La carriera di una vita
A incidere sulle motivazioni è anche l’esperienza dei donatori. “Più esteso è il periodo di tempo in cui si sviluppa la ‘carriera’ dei donatori, maggiore è il numero delle fonti di motivazioni che li sostengono”, spiega Dario Menicagli, ricercatore della Scuola IMT, tra gli autori dello studio. “In particolare, con il passare del tempo si crea una motivazione intrinseca, ossia la donazione diventa qualcosa di significativo, un valore coerente con i propri valori personali”. Nel campione di donatori rimborsati, questo tipo di motivazione arriva invece a un tetto massimo per poi diminuire nel tempo perché il rimborso, o comunque una motivazione esterna, la soppianta ed entra in conflitto con il nascente sviluppo di motivazioni interne all’individuo. Vivere in un ambiente vicino al mondo della donazione aiuterebbe inoltre a reclutare nuovi donatori, secondo Menicagli: “la maggior parte dei donatori inizia il proprio percorso perché qualcuno in famiglia, o tra le persone vicine, aveva già esperienza nella donazione, e ne diventa quindi promotore.”
Capire quali sono le motivazioni e le spinte verso il dono può anche aiutare a progettare interventi specifici.
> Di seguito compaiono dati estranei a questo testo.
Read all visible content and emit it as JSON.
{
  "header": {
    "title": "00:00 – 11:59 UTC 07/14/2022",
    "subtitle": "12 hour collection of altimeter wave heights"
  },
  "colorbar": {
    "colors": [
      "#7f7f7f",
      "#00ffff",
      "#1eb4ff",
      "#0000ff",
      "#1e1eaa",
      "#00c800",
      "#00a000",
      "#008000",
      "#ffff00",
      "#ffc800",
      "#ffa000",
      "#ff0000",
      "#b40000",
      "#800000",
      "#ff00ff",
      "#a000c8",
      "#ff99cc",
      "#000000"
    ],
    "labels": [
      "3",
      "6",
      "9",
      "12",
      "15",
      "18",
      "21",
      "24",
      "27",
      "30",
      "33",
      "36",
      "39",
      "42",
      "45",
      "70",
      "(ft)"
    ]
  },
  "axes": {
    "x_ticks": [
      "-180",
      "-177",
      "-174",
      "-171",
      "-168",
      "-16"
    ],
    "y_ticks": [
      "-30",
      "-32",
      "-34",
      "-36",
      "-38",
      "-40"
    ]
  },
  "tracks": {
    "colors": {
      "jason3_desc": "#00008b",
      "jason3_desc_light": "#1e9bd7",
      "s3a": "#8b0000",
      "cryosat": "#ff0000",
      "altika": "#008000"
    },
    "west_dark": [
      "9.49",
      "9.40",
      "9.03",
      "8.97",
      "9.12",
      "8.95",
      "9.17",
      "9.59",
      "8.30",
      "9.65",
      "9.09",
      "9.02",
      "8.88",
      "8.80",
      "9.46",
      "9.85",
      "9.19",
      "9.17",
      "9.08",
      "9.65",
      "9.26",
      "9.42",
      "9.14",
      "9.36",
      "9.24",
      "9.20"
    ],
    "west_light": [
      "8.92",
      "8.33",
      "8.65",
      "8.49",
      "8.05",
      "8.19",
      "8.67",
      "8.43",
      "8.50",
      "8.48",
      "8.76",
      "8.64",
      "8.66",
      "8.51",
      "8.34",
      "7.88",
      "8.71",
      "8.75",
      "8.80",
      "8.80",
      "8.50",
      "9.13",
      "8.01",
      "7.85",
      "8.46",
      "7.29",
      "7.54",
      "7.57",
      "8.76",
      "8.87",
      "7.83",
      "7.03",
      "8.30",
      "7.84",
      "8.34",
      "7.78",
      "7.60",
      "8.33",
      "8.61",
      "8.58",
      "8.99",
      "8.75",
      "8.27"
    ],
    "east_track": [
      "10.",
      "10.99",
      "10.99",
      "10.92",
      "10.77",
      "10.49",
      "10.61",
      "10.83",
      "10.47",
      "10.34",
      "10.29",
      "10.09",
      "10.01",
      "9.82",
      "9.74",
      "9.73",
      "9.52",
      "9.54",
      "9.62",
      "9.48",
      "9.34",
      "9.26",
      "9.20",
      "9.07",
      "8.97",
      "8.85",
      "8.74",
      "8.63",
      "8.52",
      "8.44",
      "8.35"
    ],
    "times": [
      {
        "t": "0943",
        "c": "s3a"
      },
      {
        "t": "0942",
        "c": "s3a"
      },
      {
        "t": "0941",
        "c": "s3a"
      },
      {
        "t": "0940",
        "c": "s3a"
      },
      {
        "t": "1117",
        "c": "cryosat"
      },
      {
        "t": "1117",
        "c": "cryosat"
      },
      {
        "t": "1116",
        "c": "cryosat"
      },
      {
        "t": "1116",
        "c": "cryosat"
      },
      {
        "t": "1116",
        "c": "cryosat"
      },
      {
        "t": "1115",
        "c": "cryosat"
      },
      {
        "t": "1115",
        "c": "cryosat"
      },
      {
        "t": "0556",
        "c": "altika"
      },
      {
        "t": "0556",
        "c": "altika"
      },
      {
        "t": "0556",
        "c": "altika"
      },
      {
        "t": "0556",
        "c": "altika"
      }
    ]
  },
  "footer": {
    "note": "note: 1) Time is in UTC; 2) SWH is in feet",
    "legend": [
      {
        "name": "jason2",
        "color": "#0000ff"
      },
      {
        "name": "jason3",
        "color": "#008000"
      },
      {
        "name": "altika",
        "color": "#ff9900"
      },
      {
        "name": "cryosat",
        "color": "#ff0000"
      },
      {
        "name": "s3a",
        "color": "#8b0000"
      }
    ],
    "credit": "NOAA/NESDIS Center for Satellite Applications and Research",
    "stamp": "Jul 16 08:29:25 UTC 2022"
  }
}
Ottenendo i profili motivazionali dei donatori, per esempio, è possibile costruire una comunicazione indirizzata a specifici gruppi target e diverse fasce d’età. “L’obiettivo non è tanto quello di creare nuovi donatori, quanto di rafforzare le motivazioni in chi già dona, in particolare i giovani”, continua Menicagli. Sul tema dello studio e della promozione dei comportamenti altruistici, specialmente nei giovani, la Scuola IMT è impegnata con varie iniziative. I gruppi di ricerca della Scuola, in collaborazione con il Game Science Research Center, hanno prodotto un gioco da tavolo, Capitan AVIS, che mira a far conoscere ai bambini della scuola primaria il mondo della donazione.